Alsace has two new communal AOCs, Alsace Bergheim and Alsace Coteaux du Haut Koenigsbourg, bringing the total to 13.
The National Committee of the INAO agreed to add these last two complementary geographical names with Christian Paly, the Chair of AOC wine for the INAO, saying that "there is now no intermediate stratum between AOC Alsace and Grands Crus," claiming with the addition of Bergheim and Coteaux du Haut Koenigsbourg this has been completed.
But, noted biodynamic vigneron Jean-Michel Deiss of Bergheim's Domaine Marcel Deiss said the process is "a gigantic mess. The adoption of two new geographical indications in Alsace will not change the face of the world because like the other 11 they have only varietal definition," with Bergheim able to apply its name to Gewürztraminer as Rouffach, Otrott, and Wolxheim are able to only affix their village names to Alsace AOC in the making of Pinot Noir.

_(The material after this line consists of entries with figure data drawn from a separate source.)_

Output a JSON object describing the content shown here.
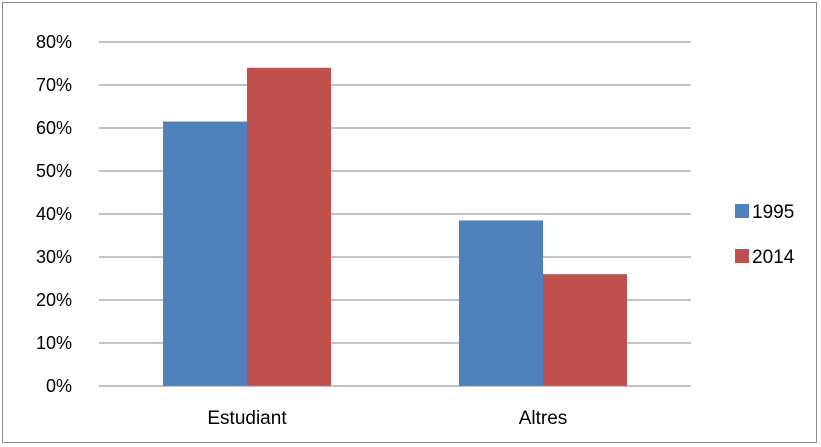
{
  "chart_data": {
    "type": "bar",
    "categories": [
      "Estudiant",
      "Altres"
    ],
    "series": [
      {
        "name": "1995",
        "values": [
          61.5,
          38.5
        ],
        "color": "#4f81bd"
      },
      {
        "name": "2014",
        "values": [
          74,
          26
        ],
        "color": "#c0504d"
      }
    ],
    "y_ticks": [
      "0%",
      "10%",
      "20%",
      "30%",
      "40%",
      "50%",
      "60%",
      "70%",
      "80%"
    ],
    "ylim": [
      0,
      80
    ],
    "y_unit": "%",
    "grid": true,
    "legend_position": "right",
    "title": "",
    "xlabel": "",
    "ylabel": ""
  }
}
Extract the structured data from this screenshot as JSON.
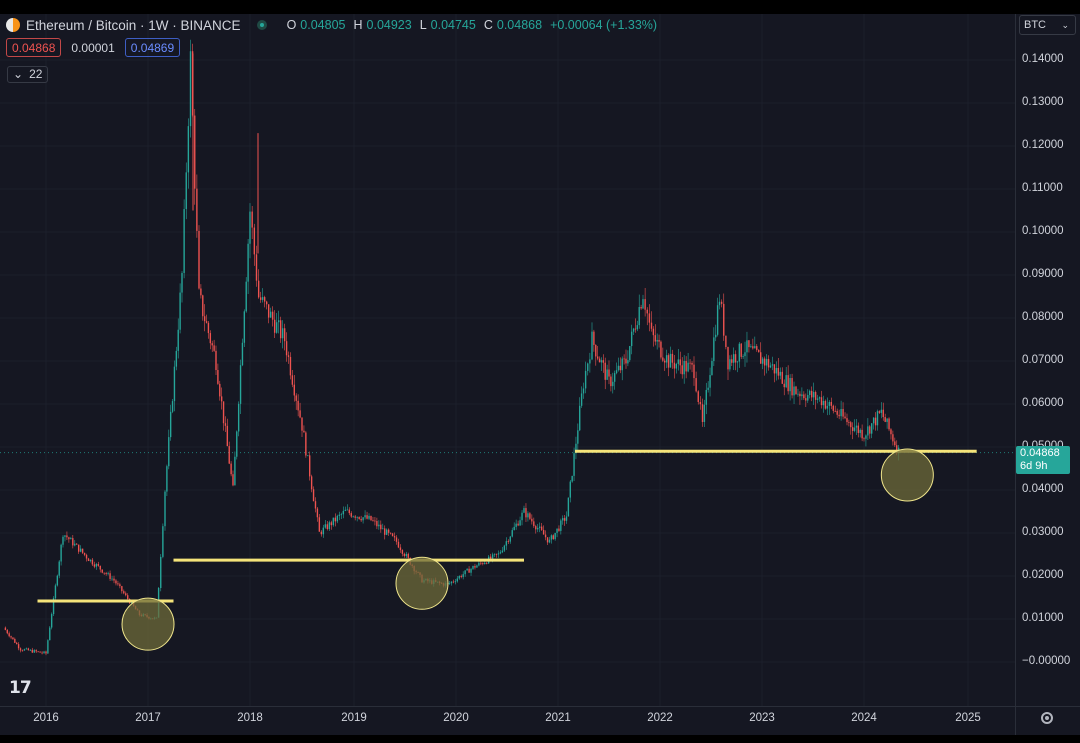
{
  "header": {
    "symbol": "Ethereum / Bitcoin · 1W · BINANCE",
    "ohlc": [
      {
        "key": "O",
        "value": "0.04805"
      },
      {
        "key": "H",
        "value": "0.04923"
      },
      {
        "key": "L",
        "value": "0.04745"
      },
      {
        "key": "C",
        "value": "0.04868"
      }
    ],
    "change": "+0.00064 (+1.33%)",
    "bid": "0.04868",
    "spread": "0.00001",
    "ask": "0.04869",
    "indicators_count": "22",
    "indicators_icon": "chevron-down-icon"
  },
  "price_scale": {
    "unit": "BTC",
    "tick_labels": [
      "0.14000",
      "0.13000",
      "0.12000",
      "0.11000",
      "0.10000",
      "0.09000",
      "0.08000",
      "0.07000",
      "0.06000",
      "0.05000",
      "0.04000",
      "0.03000",
      "0.02000",
      "0.01000",
      "−0.00000"
    ],
    "current_price": "0.04868",
    "countdown": "6d 9h"
  },
  "time_scale": {
    "labels": [
      "2016",
      "2017",
      "2018",
      "2019",
      "2020",
      "2021",
      "2022",
      "2023",
      "2024",
      "2025"
    ]
  },
  "colors": {
    "background": "#151722",
    "up": "#26a69a",
    "down": "#ef5350",
    "support_line": "#f5e47a",
    "circle_fill": "#6e6b3a",
    "circle_stroke": "#f0e68c"
  },
  "icons": {
    "settings": "gear-icon",
    "brand": "tradingview-logo",
    "symbol": "eth-btc-logo"
  },
  "chart_data": {
    "type": "candlestick",
    "title": "Ethereum / Bitcoin · 1W · BINANCE",
    "ylim": [
      -0.003,
      0.145
    ],
    "x_range": [
      "2015-08",
      "2025-03"
    ],
    "series": [
      {
        "name": "ETH/BTC close (approximate trace)",
        "x": [
          "2015-08",
          "2015-10",
          "2016-01",
          "2016-03",
          "2016-06",
          "2016-09",
          "2016-12",
          "2017-02",
          "2017-03",
          "2017-05",
          "2017-06",
          "2017-07",
          "2017-09",
          "2017-11",
          "2018-01",
          "2018-02",
          "2018-05",
          "2018-07",
          "2018-09",
          "2018-12",
          "2019-03",
          "2019-06",
          "2019-09",
          "2019-12",
          "2020-03",
          "2020-06",
          "2020-09",
          "2020-12",
          "2021-02",
          "2021-04",
          "2021-05",
          "2021-07",
          "2021-09",
          "2021-11",
          "2021-12",
          "2022-02",
          "2022-05",
          "2022-06",
          "2022-08",
          "2022-09",
          "2022-11",
          "2023-02",
          "2023-05",
          "2023-08",
          "2023-11",
          "2024-01",
          "2024-03",
          "2024-05"
        ],
        "values": [
          0.008,
          0.003,
          0.002,
          0.03,
          0.024,
          0.019,
          0.011,
          0.01,
          0.04,
          0.09,
          0.14,
          0.085,
          0.07,
          0.04,
          0.105,
          0.085,
          0.075,
          0.055,
          0.03,
          0.035,
          0.033,
          0.028,
          0.019,
          0.018,
          0.022,
          0.025,
          0.035,
          0.028,
          0.034,
          0.065,
          0.075,
          0.065,
          0.07,
          0.086,
          0.076,
          0.07,
          0.068,
          0.055,
          0.085,
          0.07,
          0.073,
          0.069,
          0.063,
          0.061,
          0.056,
          0.053,
          0.058,
          0.049
        ]
      }
    ],
    "annotations": {
      "support_levels": [
        {
          "value": 0.0142,
          "from": "2015-12",
          "to": "2017-04"
        },
        {
          "value": 0.0237,
          "from": "2017-04",
          "to": "2020-09"
        },
        {
          "value": 0.049,
          "from": "2021-03",
          "to": "2025-02"
        }
      ],
      "circles": [
        {
          "x": "2017-01",
          "y": 0.0088
        },
        {
          "x": "2019-09",
          "y": 0.0183
        },
        {
          "x": "2024-06",
          "y": 0.0435
        }
      ]
    }
  }
}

Pascal Schielé, export manager for Bergheim's Gustave Lorentz winery, believes that "Alsace wines are not always easy to understand for consumers and, by adding new stratum, it just makes it even more difficult." The Lorentz winery had argued unsuccessfully for all four noble grapes--Pinot Gris, Riesling, and Muscat--along with Gewurztraminer to be allowed this new stratum.
The INAO also approved the draft for AOC Côtes de Provence Pierrefeu to include red and rosé wines, making it the fourth name for additional AOCs Côtes de Provence.
Antony Collet, head of marketing for InterBeaujolais, has affirmed that 60 percent of its 42,000 acre area has had its soil analyzed with the remainder scheduled for completion in 3 to 4 years. The research is being done with the intent of establishing a vineyard-based system of classification akin to that associated with its Burgundian neighbors in the Cotes de Nuits and de Beaune. "The goal is also to define differences within Beaujolais and Beaujolais-Villages to really show that our wines can be considered seriously, to increase the value to the trade and to consumers beyond merely being good value. Perhaps in 5 to 10 years we may be able to create a 'premier cru' system for the appellation, from which Beaujolais and Beaujolais-Villages might benefit," Collet said.
Beaujolais's top export market remains Japan though that is predominantly with Nouveau, but here Villages accounts for nearly half of what's sold with Nouveau second. While Beaujolais exports grew 2.8 percent last year, U.S. sales were on the ascent for several years until 2011 when they began to dip.
Chile has added three new broad-based, complementary appellations--Costa (coastal areas), Andes (mountain areas) and Entre Cordilleras (between Chile's two mountain ranges). The new areas' statuses were added to its 1994 wine law on Sept. 29, 2012 by Chile's Ministry of Agriculture. The overarching concept was founded upon true climatic parameters rather than topography and latitudinal positions which tend to help areas with greater topographical diversity. Commonly thought of as very warm, Colchagua contained all three areas while regions like Aconcagua, mostly known for its reds, until the new ruling didn't have all its vineyards planted within the necessary topographical variations to qualify for appellation status.
Errazuriz winery's recent coastal plantings of Pinot Noir, Syrah, Sauvignon Blanc, and Chardonnay stand to benefit from the new 'Costa' assignation. According to Carolina Herrera, Viña Arboleda's winemaker, “as our vineyard is located only six miles from the sea, the vines grow under a powerful maritime influence." Wines of Chile's Lori Tieszen told Wine Business Monthly, "the new complementary appellations are voluntary but will begin appear on Chilean wine labels soon."